The event that persuaded the singer to move stage centre occurred during the E Street Band's first proper tour of Europe, in 1981. "This kid in Germany came up to me and said, 'Why are you putting missiles in our country?' I said, 'I'm a guitar-player. Last time I looked I'm not putting missiles anywhere.'

"But the thought stayed in my mind. I realised, once you leave America, you're no longer a Republican or a Democrat or a guitar-player. You're an American. Believe it or not, this had never occurred to me before. And I realised, maybe that does carry some responsibilities, and I wonder what else I'm doing besides putting missiles in this guy's country.

"You know, we're brought up thinking we're the kings of democracy, and it was all bullshit. We were supporting every military fascist dictator in the world. So that's when I left the group and decided to get into politics." Van Zandt spent most of the Eighties campaigning for a variety of causes, most memorably leading an anti-apartheid "Sun City" project. He also set about recording five thematic solo albums, which covered such subjects as economics, the state and the family (Born Again Savage is the belated final part of that quintet).

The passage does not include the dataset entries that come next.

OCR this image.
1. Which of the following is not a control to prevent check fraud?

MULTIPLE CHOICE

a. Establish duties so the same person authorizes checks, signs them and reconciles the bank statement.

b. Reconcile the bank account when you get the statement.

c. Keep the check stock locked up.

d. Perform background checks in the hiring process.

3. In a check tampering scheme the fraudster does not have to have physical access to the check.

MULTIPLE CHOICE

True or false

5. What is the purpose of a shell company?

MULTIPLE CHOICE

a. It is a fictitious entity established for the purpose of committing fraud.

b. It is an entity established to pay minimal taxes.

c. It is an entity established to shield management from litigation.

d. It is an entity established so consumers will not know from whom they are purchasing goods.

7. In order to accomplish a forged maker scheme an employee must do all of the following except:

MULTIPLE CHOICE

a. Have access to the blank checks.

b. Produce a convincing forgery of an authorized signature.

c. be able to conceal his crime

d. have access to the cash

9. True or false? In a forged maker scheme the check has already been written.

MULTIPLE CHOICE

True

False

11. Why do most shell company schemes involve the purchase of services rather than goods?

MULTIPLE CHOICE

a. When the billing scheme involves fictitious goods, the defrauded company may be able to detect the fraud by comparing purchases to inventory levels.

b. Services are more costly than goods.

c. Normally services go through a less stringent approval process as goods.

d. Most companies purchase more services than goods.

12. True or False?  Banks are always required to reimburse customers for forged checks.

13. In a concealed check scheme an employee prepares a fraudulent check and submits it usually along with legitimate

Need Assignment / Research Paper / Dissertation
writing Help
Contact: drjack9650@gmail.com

Presumably, there were people in the music business who suggested that these idiosyncratic career moves might not be such a good idea. "How about everybody!" he laughs. "But I just had to do it." By the start of the Nineties, Van Zandt found himself a musician very much out of time. "My record company said, rock's really dead. It's over. I said, well, this is what I do, man. I don't care what's fashionable. So I started producing other people's records.

"And that's when [Sopranos creator] David Chase called and asked me all of a sudden to be an actor. And I thought, well, maybe that's destiny."